9. Albert Stumm, Editor, The Passyunk Post
An assistant city editor at the Philadelphia Daily News, Albert Stumm works nights, leaving his days free to do what he does best. “I’m nosy, so I’m always peeking in windows,” says the South Phillyite, who purchased a house on Camac Street in 2006, well before nearby East Passyunk Avenue exploded. He’s parlayed this natural curiosity for his surroundings into The Passyunk Post, a city blog covering the goings-on in his ever-booming neighborhood. Between real estate news, business updates, construction scoops and bar/restaurant openings (The Garage and Noord sit atop his most-anticipated list), Stumm stays busy updating the Post, and doesn’t see the area’s development leveling off anytime soon. “It speaks to a national trend of people wanting to be able to walk everywhere,” says Stumm of EPX’s popularity. “This is such a walkable neighborhood. And people who have always lived here are looking to the neighborhood to open up businesses, too.”

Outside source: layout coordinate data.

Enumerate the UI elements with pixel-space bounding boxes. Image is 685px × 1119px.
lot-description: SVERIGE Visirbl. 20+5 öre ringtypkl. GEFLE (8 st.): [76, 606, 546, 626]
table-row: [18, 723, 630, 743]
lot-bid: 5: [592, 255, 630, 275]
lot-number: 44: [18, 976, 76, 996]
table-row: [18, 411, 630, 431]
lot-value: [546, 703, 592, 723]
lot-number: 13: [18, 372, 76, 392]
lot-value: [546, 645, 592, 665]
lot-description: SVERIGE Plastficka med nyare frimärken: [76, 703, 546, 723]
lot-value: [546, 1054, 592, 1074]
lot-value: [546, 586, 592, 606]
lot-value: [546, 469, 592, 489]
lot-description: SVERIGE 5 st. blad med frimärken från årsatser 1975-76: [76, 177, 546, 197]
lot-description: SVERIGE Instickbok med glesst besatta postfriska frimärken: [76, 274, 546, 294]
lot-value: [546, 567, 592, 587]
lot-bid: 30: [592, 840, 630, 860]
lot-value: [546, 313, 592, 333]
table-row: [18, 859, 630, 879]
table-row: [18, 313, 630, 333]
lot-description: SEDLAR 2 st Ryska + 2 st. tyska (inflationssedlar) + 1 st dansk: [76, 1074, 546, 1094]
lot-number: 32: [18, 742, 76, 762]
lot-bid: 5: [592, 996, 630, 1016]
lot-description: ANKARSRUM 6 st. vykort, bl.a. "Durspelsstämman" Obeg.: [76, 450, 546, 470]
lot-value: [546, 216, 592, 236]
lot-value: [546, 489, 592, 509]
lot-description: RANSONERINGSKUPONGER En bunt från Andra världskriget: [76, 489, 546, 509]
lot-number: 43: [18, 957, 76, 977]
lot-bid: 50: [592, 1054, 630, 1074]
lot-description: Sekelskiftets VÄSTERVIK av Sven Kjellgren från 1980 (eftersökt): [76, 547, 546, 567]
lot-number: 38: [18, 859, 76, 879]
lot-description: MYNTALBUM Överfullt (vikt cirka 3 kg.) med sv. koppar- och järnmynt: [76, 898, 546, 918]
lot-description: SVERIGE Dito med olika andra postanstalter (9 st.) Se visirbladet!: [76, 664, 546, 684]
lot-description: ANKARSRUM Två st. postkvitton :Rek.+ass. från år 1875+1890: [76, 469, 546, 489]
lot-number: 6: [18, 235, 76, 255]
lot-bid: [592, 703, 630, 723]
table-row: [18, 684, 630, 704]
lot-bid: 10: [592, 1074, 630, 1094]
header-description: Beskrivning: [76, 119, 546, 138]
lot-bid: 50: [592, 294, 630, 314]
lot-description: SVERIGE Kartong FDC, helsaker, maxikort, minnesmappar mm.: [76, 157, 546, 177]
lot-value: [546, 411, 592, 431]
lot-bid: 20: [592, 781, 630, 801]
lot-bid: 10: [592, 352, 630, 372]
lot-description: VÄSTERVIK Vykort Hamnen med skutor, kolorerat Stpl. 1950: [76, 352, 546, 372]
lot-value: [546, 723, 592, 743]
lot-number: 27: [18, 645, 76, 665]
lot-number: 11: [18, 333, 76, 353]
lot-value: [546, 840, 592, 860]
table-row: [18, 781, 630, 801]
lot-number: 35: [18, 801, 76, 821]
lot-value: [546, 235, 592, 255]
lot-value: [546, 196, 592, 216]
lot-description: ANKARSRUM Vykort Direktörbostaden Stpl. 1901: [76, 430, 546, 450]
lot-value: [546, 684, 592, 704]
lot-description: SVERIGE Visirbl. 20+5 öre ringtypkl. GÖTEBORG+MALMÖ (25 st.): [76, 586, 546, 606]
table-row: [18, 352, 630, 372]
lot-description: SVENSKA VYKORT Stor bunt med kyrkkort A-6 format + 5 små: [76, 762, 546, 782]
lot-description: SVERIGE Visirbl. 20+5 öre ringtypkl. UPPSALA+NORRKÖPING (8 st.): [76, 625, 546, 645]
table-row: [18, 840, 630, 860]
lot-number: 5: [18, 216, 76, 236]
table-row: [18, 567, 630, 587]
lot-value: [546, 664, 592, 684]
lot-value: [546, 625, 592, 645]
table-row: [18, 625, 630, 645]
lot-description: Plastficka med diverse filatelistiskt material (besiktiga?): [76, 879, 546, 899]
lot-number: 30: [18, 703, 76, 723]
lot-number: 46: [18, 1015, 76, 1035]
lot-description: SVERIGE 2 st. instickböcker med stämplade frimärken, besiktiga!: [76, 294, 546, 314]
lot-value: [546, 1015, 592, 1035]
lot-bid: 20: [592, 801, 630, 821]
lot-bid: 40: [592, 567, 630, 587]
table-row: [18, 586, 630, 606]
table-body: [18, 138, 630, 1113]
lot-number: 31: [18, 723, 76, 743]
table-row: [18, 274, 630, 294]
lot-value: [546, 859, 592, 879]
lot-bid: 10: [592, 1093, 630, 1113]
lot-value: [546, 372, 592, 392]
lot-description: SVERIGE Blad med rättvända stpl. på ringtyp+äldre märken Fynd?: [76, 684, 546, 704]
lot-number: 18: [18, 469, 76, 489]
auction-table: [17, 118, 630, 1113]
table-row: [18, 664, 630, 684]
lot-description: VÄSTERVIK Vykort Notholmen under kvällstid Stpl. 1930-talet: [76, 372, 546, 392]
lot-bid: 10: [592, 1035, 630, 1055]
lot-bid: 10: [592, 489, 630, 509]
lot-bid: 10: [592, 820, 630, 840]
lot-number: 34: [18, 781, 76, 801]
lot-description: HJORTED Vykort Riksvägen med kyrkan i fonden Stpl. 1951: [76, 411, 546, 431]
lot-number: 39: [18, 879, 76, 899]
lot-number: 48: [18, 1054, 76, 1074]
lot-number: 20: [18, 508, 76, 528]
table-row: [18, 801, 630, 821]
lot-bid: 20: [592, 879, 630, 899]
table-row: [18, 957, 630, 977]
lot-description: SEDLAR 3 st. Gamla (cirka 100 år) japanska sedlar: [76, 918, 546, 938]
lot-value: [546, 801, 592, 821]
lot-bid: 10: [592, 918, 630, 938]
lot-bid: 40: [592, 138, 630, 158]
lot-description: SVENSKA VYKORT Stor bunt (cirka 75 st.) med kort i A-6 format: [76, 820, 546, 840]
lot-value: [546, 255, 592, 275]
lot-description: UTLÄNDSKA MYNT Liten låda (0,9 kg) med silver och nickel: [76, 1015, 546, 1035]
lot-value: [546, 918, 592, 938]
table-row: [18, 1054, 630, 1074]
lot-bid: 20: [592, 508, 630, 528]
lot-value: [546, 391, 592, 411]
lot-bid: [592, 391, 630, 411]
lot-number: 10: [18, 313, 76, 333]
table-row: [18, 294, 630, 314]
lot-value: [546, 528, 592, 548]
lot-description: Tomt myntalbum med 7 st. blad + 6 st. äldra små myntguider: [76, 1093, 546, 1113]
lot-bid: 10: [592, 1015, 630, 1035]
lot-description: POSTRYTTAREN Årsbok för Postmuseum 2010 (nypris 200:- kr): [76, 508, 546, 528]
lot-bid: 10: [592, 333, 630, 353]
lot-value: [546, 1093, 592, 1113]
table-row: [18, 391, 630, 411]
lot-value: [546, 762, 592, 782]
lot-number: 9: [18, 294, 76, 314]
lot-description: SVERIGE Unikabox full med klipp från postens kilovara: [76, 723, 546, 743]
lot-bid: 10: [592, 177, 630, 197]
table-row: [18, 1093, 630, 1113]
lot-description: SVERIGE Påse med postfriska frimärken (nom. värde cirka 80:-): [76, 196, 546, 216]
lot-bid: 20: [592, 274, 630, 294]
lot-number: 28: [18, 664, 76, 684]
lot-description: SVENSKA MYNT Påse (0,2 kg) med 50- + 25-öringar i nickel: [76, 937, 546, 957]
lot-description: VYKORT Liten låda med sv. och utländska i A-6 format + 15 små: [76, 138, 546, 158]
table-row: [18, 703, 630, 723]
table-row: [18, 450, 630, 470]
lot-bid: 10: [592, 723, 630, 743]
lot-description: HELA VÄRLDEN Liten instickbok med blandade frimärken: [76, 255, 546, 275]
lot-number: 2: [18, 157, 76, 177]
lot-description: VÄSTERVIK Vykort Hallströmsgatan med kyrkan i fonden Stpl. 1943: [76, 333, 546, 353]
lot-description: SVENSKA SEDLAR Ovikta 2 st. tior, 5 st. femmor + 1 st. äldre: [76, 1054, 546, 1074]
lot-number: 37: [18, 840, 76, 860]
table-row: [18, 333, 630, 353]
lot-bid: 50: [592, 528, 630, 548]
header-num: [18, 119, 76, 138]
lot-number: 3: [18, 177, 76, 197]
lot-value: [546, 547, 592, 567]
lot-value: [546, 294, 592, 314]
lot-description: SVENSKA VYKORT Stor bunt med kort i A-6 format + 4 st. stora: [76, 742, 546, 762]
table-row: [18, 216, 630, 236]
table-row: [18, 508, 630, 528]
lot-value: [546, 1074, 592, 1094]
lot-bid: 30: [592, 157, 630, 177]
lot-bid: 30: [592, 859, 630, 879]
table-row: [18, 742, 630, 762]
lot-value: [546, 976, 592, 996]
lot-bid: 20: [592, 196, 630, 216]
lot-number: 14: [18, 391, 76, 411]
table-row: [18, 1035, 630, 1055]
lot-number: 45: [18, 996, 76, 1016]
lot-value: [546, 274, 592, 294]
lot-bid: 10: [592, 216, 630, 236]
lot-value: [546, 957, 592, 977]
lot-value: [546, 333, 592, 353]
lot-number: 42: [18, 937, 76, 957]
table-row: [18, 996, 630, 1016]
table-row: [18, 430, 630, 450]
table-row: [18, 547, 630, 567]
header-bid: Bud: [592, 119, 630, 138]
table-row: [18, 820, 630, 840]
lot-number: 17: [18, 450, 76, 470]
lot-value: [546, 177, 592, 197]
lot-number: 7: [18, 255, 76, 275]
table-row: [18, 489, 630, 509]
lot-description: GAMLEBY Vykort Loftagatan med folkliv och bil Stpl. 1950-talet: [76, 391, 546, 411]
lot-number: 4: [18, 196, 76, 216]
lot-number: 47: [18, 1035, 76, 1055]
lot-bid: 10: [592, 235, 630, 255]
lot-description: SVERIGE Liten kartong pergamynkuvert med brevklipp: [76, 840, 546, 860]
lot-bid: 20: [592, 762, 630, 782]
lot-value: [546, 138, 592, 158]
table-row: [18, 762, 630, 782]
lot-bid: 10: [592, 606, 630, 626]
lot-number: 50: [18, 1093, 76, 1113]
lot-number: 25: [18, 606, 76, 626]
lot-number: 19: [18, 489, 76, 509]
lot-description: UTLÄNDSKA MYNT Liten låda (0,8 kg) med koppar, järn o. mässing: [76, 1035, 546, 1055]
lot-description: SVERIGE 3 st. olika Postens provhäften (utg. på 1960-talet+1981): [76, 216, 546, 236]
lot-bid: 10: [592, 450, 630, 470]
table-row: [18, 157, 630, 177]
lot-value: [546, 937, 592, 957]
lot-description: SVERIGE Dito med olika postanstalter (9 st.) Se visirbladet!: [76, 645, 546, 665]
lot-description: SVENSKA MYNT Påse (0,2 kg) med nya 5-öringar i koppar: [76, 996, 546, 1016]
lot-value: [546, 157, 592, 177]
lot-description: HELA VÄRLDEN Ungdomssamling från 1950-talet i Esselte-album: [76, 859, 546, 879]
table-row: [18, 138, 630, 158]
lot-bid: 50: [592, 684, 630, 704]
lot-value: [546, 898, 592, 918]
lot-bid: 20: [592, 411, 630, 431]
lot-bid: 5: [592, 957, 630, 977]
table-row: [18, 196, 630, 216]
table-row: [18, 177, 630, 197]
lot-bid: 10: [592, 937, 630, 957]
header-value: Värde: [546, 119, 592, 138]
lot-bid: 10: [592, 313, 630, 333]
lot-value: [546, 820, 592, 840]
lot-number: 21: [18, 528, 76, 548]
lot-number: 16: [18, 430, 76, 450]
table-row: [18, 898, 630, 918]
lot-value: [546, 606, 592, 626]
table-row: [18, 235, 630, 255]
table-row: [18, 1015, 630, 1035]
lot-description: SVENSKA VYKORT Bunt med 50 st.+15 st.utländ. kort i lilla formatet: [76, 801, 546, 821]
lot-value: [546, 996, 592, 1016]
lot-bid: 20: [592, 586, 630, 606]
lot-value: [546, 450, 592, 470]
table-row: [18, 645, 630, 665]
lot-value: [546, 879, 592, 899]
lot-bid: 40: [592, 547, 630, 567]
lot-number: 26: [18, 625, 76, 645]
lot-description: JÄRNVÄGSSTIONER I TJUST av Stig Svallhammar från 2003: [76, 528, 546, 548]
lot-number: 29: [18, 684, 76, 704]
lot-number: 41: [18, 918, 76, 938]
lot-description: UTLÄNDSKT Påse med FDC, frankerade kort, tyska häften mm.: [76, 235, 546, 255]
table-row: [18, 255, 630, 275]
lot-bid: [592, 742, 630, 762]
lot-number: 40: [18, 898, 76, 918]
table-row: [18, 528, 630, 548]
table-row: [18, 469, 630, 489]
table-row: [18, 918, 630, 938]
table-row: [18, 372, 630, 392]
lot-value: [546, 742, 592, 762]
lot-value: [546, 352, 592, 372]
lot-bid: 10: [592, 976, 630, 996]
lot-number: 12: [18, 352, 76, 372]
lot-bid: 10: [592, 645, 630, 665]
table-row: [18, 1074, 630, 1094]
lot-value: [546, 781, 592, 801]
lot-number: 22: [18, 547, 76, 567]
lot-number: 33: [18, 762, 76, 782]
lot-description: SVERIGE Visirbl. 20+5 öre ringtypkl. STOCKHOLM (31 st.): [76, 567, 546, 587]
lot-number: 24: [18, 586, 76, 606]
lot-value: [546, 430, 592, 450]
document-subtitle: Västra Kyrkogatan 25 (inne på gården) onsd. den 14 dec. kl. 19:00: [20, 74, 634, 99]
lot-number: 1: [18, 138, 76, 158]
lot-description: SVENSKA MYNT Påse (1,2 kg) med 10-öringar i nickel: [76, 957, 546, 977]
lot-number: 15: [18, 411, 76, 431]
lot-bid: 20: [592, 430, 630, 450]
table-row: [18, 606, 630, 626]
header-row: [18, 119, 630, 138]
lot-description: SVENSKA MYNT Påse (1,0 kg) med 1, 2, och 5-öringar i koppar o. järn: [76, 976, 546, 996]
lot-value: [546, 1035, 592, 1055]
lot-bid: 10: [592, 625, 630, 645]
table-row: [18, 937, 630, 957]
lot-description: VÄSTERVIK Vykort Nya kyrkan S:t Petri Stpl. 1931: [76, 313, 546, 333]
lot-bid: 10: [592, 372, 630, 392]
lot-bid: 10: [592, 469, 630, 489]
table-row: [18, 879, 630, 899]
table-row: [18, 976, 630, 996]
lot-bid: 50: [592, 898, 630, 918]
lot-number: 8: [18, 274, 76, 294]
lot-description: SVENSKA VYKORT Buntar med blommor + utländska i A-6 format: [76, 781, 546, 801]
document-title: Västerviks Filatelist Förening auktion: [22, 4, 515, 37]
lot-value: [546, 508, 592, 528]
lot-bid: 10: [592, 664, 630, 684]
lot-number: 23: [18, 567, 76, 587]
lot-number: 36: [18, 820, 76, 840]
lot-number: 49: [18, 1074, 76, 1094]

10. Robert Toland, Pastry Chef, Stateside
Stateside chef George Sabatino took both the local and national rounds of this summer’s Ommegang Hop Chef competition, but you probably haven’t met his sweet-tooth Weapon X: Robert Toland (right), who’s not technically trained as a pastry chef at all. The Frankford High graduate, who studied at the Art Institute, logged savory time and Parc, Oyster House and Bar Ferdinand, but didn’t start pursuing pastry seriously until his post at the latter restaurant. Coming on at Stateside, Toland says, granted him full latitude to hone his personal sweet-stuff philosophy, which he characterizes as “old-school technique with contemporary style.” Take the dish he put together for the Ommegang cook-off, inspired by the Cooperstown brewery’s Three Philosophers — cherry and beer pearls set with agar, apricot and beer worked into a gel-like sauce, a light beer cake, pannacotta flavored with crushed cherry pits … and espresso Pop Rocks to mimic the effervescence of the bestial Belgian-style quad. “I bring a lot of different perspectives to the table,” says Toland of how his savory background influences his approach to dessert. Right now at Stateside, look out for his smoked chocolate tart, a rich ganache paired with torched from-scratch “fluff” and housemade graham cracker crunch, a deceptively simple play on s’mores.